The U.S. Forest Service has deployed land mobile radios on the fireline since the Vietnam War, and the equipment hasn’t changed much over the years.
But Colin Watts, assistant director for land mobile radio at the Missoula Technology and Development Center, said the future is about to change.
“The future is digital and the future is data,” Watts said. “Real-time telemetry and data management is going to be a growing concern. The ability to extend that data envelope into the forest where we operate is key to us in the future.”
Watts and other experts in firefighting technology led Sen. Steve Daines and FCC Commissioner Brendan Carr on a tour of the Technology and Development Program, where the next generation of firefighting equipment is developed and tested by the Forest Service.
That includes the performance metrics of firefighting aircraft to better inform their use, and the development of new retardant to slow advancing flames. It also includes vital communication links, making the Forest Service the largest government user of spectrum behind the U.S. military.

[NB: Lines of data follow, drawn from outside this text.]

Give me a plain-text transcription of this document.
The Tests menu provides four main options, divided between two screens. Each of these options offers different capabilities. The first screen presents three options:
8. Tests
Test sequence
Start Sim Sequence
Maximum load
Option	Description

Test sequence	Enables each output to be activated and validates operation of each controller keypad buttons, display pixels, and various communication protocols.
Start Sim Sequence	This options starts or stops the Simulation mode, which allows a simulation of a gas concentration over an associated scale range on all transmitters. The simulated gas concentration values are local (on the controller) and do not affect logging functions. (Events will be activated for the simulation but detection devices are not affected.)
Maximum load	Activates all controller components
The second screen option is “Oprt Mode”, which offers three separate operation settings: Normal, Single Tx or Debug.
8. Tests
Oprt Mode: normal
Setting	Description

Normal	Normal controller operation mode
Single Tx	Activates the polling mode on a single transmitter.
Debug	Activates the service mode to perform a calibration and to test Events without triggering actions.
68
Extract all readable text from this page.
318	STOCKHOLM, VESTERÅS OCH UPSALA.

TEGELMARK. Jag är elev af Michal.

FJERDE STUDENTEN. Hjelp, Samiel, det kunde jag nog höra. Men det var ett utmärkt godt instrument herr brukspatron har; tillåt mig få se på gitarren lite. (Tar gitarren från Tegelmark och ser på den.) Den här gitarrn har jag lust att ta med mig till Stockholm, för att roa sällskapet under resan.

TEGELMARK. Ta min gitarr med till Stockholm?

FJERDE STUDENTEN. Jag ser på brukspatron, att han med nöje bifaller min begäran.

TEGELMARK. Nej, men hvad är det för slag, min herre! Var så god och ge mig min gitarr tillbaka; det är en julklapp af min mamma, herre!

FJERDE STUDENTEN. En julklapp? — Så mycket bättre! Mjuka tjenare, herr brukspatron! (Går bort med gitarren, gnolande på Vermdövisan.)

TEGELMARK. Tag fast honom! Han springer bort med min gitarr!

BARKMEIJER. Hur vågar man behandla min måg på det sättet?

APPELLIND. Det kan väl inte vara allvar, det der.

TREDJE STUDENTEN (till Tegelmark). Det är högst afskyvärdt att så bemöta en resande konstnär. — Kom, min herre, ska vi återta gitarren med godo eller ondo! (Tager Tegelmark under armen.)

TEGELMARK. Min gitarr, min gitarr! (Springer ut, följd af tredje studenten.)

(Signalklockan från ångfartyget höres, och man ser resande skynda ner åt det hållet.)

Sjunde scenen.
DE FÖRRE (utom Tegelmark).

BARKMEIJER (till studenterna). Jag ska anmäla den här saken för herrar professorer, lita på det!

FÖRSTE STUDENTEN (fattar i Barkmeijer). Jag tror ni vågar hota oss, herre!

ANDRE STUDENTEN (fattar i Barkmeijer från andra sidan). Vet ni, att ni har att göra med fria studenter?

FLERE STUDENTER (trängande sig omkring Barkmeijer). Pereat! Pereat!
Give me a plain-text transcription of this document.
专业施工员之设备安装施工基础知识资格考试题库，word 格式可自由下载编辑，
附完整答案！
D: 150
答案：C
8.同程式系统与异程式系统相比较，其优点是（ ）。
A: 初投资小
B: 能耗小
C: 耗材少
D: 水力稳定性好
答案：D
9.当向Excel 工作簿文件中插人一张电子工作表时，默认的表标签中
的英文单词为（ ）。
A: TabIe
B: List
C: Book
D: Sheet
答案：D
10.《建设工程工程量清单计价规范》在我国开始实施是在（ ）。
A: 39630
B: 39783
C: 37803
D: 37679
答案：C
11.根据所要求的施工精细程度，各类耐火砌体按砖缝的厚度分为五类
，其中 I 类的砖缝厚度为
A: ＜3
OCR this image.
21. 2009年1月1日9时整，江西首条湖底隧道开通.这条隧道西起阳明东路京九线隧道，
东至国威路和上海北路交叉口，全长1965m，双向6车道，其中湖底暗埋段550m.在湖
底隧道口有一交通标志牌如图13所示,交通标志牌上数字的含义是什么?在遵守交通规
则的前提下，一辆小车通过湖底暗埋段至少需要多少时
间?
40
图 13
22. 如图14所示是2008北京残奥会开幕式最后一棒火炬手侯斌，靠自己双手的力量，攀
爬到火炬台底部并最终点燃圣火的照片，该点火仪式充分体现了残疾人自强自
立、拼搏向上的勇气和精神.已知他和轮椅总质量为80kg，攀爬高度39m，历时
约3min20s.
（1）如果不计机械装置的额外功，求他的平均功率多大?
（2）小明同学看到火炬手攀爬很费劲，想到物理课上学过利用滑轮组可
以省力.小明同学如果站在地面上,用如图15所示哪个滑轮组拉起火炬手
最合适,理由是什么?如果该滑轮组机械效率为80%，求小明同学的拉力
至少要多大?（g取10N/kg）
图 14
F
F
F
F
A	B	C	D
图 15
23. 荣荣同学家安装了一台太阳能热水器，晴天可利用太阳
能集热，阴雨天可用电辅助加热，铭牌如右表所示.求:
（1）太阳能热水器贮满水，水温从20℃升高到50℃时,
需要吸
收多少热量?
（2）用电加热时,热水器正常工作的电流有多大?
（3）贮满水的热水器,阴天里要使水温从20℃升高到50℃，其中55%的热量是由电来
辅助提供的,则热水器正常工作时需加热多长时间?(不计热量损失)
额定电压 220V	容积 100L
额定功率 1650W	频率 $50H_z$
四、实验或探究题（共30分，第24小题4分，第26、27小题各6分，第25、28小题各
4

“At the FCC, our biggest priority is closing the digital divide – making sure every American, regardless of where they live, has a fair shot at next-generation connectivity,” Carr told the Missoula Current. “We’re seeing that here in regards to public safety communications. We learn a lot on the road and we’ll take that back to D.C. and try and get it across the finish line.”
Permitting the deployment of broadband on federal lands has been a challenge, Watts and others told Carr. And licensing dozens of radio frequencies a week during the fire season has its challenges, along with building the radio towers to send the signals.
Daines, who also toured a Missoula telehealth facility earlier in the day, said communication is key to the future, be it health care or firefighting safety and efficiencies.
“As we talk about the Forest Service being one of the largest consumers of spectrum in the government, the importance of communication is critical when we’re in a situation of fighting fires,” he said. “To have (Carr) here firsthand to hear from the experts is a voice he can bring back to D.C. If there’s a thing we need, it’s more of a Montana voice in Washington.”
Stronger communication has also led to a reduction in the deployment of fire shelters in recent years, though Tony Petrilli and other researchers are still working to improve their ability to withstand a running fire.
Petrilli, a fire equipment specialist, said his team is working with the Langley Research Center and NASA to improve today’s fire shelters. As it stands, he said, any boost in performance tends to lead to an increase in weight.
And for an overburdened firefighter, weight matters.
“The trade-off in increased weight and bulk wasn’t worth the increased weight in protection,” Petrilli said. “But we’ve also had a pretty substantial decrease in the number of fire shelters deployed. Our numbers are down and we’re doing a much better job of taking risk assessments into account and putting firefighters in a position where they can be successful and still be at low risk.”
Daines, who described the Technology and Development Program in place in Missoula as one of the nation’s “best-kept secrets,” looks to bring the views of its experts back to the nation’s capital.
“There’s no better place than Missoula to be doing the work of finding ways to protect our firefighters – looking for better practices in the field for our smokejumpers, safety protection equipment, how we can make fire retardant drops more efficient,” he said. “And there’s nothing like injecting some common sense into how we can protect the men and women on the front lines than having that experience here.”